Mantan Menko Polhukam Mahfud MD menegaskan kepemilikan sertifikat Hak Guna Bangunan (HGB) di laut tidak cukup hanya dibatalkan, namun harus diproses secara hukum.
Mahfud menjelaskan bahwa vonis yang pernah dikeluarkan MK melarang pengusahaan perairan pesisir untuk swasta maupun perorangan
Diketahui, hingga kini belum ditemukan unsur tindak pidana dalam pengusutan pagar laut dengan HGB yang disebut cacat prosedur dan materil ini.
"Sertifikat ilegal HGB untuk laut tak bisa hanya dibatalkan tapi harus dipidanakan karena merupakan produk kolusi melanggar hukum."
"Vonis MK No. 3/PUU-VIII/2010 dan UU No. 1 Thn 2014 jelas melarang pengusahaan perairan pesisir untuk swasta ataupun perorangan. Kasus ini beda loh dengan reklamasi," kata Mahfud dikutip dari akun X, Selasa (28/1/2025).
Mahfud sebelumnya juga mempertanyakan sikap aparat penegak hukum yang dinilai tak tegas dalam kasus pagar laut.
Menurutnya, kementerian dalam hal ini Kementerian Kelautan dan Perikanan (KKP) tak perlu takut jika memang tak terlibat.
"Saya melihat isu pagar laut ini semula terjadi saling lempar dan akhirnya ketahuan dan lalu sekarang tampaknya kementerian itu pada takut untuk mengungkap itu."
"Kan masalahnya sederhana ya laut itu tidak boleh dikavling laut itu tidak boleh ada HGB nya tapi keluar HGB. Jelas itu adalah pelanggaran hukum, apa sulitnya mengungkap itu nggak perlu takut kalau menteri itu tidak terlibat," kata Mahfud, Senin (27/1/2025)
Mahfud MD juga menduga ada keterlibatan 'orang dalam' dalam penerbitan sertifikat di perairan lokasi dipasangnya pagar laut.
Pakar Hukum Tata Negara itu meyakini bahwa penerbitan sertifikat itu tidak mungkin terjadi tanpa adanya peran oknum tertentu, baik dari aparat atau birokrasi yang terlibat dalam prosesnya. Ia menduga ini lebih dari sekadar masalah administrasi.
"Pasti itu pekerjaan oknum aparat. Atau birokrasilah, yang mengurus ini. Nah, untuk itu sekarang yang ini nanti harus diusut tersendiri sebagai pelanggaran hukum," ujar Mahfud, Rabu (22/1/2025).
Menurut Mahfud, pengusutan masalah sertifikat pagar laut ini juga tak begitu sulit.
Karena pemerintah bisa langsung menelusuri siapa pihak yang menandatangani HGB tersebut, sekaligus Kantor BPN yang menerbitkan.
"Karena ada kantor yang disebut Pak Nusron itu tadi kan nyebut 263, itu kan berarti nama di situ. Ada nomor, ada tanggal pasti. Ada yang tanda tangan. Iya kan? Di semua itu. Nah mulai dari situ," imbuh Mahfud.

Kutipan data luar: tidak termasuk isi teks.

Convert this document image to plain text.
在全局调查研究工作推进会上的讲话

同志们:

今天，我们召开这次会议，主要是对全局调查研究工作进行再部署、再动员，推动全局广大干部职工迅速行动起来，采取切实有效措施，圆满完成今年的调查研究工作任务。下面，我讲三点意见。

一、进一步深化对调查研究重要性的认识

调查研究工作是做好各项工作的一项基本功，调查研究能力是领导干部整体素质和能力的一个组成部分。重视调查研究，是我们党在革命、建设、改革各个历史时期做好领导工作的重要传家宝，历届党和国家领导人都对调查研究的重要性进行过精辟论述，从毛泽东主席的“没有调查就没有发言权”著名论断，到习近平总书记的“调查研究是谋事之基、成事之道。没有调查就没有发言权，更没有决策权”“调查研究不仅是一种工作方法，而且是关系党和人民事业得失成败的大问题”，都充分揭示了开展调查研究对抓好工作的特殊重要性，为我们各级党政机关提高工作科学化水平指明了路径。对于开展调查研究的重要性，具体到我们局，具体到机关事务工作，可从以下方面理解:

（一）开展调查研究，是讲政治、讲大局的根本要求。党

Polemik kepemilikan sertifikat tersebut mencuat setelah viral keberadaan pagar laut di wilayah Kabupaten Tangerang, Banten.
Menteri Agraria dan Tata Ruang/Kepala Badan Pertanahan Nasional (ATR/BPN) Nusron Wahid mengakui bahwa pagar laut misterius sudah bersertifikat HGB.
Pertama, PT Intan Agung Makmur sebanyak 234 bidang.
Kedua, atas nama PT Cahaya Inti Sentosa sebanyak 20 bidang, kemudian atas nama perseorangan sebanyak 9 bidang.
Selain itu, ada juga sertifikat hak milik atas nama Surhat Haq sebanyak 17 bidang.
Tak hanya di Tangerang, muncul juga kepemilikan HGB di laut Sidoarjo, Jawa Timur dengan luas 656 hektare.
HGB tercatat milik PT Surya Inti Permata 285,16 hektare dan 219,31 hektare serta PT Semeru Cemerlang 152,36 hektare. Masa berlaku HGB habis pada 2026.